Five candidates have been assassinated in the run-up to the election, three of them on Thursday. But car and suicide bomb attacks, many of which are attributed to remnants of al Qaeda, have been far fewer than before the last vote in 2005.
Interior Ministry spokesman Major General Abdul Karim Khalaf said it was unrealistic to expect a perfectly violence-free day.
"We think one, two or three incidents may happen. We expect it. But this country is a newly born democracy. It's beyond expectation that this won't happen," he said.
While Shi'ite versus Sunni tension has lain behind most bloodshed since the invasion, the election exposes other rifts.
In the Shi'ite south, including the main oil hub, Basra, Maliki's State of Law coalition is testing its strength against the powerful Supreme Islamic Iraqi Council.
Maliki was once seen as weak and vacillating. But his stature has grown since he cracked down on street gangs and militias in Basra and Baghdad last year, and negotiated an end-2011 withdrawal date with Washington.
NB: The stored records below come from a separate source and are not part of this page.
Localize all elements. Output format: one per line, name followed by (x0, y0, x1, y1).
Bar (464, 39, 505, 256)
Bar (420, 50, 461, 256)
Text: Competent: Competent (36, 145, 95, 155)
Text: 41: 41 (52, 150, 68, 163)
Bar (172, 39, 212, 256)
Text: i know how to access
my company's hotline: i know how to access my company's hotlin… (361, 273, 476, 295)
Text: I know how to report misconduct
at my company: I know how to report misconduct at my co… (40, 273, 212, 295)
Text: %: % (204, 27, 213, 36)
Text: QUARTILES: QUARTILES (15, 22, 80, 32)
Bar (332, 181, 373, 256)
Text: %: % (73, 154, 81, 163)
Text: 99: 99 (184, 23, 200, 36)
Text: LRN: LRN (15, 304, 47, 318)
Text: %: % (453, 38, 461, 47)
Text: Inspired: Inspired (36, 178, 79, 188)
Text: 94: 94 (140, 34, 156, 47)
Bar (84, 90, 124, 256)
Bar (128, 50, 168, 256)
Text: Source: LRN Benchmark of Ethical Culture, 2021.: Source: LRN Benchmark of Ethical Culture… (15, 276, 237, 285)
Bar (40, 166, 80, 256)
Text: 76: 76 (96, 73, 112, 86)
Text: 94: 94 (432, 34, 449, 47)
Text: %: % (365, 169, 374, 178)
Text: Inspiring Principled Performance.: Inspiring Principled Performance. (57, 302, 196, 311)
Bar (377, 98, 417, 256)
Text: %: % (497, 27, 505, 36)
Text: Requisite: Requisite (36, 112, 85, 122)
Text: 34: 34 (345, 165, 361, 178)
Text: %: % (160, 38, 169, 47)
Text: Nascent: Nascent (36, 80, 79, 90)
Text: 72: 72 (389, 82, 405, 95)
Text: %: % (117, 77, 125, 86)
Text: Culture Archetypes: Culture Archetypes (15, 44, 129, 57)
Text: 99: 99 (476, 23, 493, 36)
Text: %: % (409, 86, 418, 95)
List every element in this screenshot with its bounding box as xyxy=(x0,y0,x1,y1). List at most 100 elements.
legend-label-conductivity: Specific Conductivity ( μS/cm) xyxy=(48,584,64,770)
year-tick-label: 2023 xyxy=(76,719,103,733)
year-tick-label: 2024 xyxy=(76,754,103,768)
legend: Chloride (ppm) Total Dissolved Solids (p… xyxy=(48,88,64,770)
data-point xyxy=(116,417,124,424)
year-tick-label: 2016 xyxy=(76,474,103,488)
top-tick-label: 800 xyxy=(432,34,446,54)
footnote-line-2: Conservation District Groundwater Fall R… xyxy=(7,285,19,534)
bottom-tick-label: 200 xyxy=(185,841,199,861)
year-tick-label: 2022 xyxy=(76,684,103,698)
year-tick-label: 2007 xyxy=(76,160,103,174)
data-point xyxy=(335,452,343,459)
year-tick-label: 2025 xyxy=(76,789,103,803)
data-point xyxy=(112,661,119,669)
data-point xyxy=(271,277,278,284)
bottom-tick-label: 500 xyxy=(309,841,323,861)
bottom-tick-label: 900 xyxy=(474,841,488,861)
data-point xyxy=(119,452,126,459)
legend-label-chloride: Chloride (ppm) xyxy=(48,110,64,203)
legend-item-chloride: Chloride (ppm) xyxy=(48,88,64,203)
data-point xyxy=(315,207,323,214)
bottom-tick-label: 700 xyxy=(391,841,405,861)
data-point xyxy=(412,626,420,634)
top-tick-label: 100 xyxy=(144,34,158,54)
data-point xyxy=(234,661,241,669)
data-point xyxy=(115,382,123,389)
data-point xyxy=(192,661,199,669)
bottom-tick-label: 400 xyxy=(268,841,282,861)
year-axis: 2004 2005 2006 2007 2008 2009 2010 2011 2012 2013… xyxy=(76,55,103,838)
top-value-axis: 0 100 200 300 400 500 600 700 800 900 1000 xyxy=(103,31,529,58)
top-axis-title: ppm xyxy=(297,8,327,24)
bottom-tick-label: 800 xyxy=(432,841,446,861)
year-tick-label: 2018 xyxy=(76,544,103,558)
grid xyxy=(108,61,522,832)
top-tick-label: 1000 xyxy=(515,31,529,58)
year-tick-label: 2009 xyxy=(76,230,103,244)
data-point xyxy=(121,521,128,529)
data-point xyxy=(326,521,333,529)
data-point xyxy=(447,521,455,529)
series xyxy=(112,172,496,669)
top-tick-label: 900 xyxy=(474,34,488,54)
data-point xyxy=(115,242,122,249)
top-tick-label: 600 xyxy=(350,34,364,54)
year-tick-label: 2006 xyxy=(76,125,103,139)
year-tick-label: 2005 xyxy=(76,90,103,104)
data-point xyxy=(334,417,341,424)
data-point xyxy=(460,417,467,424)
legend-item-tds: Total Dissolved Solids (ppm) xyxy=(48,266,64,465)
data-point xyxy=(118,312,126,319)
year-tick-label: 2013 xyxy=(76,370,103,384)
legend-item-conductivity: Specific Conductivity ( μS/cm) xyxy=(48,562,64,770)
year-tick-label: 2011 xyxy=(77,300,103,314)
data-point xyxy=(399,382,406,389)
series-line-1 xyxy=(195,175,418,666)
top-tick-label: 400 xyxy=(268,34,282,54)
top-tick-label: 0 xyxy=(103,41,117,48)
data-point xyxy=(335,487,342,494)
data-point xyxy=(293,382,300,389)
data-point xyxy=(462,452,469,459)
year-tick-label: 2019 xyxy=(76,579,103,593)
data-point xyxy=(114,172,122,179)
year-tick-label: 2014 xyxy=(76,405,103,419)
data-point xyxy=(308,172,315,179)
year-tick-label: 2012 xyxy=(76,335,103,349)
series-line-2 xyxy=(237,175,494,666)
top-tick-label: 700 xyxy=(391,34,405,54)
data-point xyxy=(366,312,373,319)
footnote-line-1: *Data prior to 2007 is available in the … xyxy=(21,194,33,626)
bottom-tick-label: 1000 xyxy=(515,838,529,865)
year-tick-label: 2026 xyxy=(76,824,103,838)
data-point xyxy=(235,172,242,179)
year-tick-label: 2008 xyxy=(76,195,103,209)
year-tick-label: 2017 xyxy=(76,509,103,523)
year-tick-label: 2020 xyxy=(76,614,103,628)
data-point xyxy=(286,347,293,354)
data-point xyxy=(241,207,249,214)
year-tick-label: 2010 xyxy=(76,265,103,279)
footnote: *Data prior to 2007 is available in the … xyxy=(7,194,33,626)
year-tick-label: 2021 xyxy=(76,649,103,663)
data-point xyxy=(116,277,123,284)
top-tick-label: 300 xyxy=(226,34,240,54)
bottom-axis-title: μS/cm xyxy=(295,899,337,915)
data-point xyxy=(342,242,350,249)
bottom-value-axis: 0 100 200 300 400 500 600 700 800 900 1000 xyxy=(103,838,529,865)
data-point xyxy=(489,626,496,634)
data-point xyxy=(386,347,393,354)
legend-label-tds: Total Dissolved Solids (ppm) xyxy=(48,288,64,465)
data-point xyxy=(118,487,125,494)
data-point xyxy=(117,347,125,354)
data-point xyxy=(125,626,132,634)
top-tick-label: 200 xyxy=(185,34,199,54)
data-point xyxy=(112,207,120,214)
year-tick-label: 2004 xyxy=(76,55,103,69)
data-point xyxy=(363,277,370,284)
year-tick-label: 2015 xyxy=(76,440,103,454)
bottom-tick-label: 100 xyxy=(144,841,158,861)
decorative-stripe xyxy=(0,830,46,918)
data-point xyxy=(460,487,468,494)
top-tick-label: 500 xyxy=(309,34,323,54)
In the western province of Anbar, once the heartland of Sunni Islamist opposition to the U.S. invaders, tribal chiefs who helped push out al Qaeda are hoping to gain power at the expense of the traditional Sunni Iraqi Islamic Party.
The ballot may help ease violence in the northern provinces of Nineveh and Diyala, where Sunni Arabs who boycotted the last vote are seeking a share of political power.
In Mosul, the capital of Nineveh, al Qaeda is making a stand among Arabs resentful that Kurds control the current council despite making up just a quarter of the population.
Results will be slow to emerge. It will take up to five days to get early results and perhaps a month for a final tally.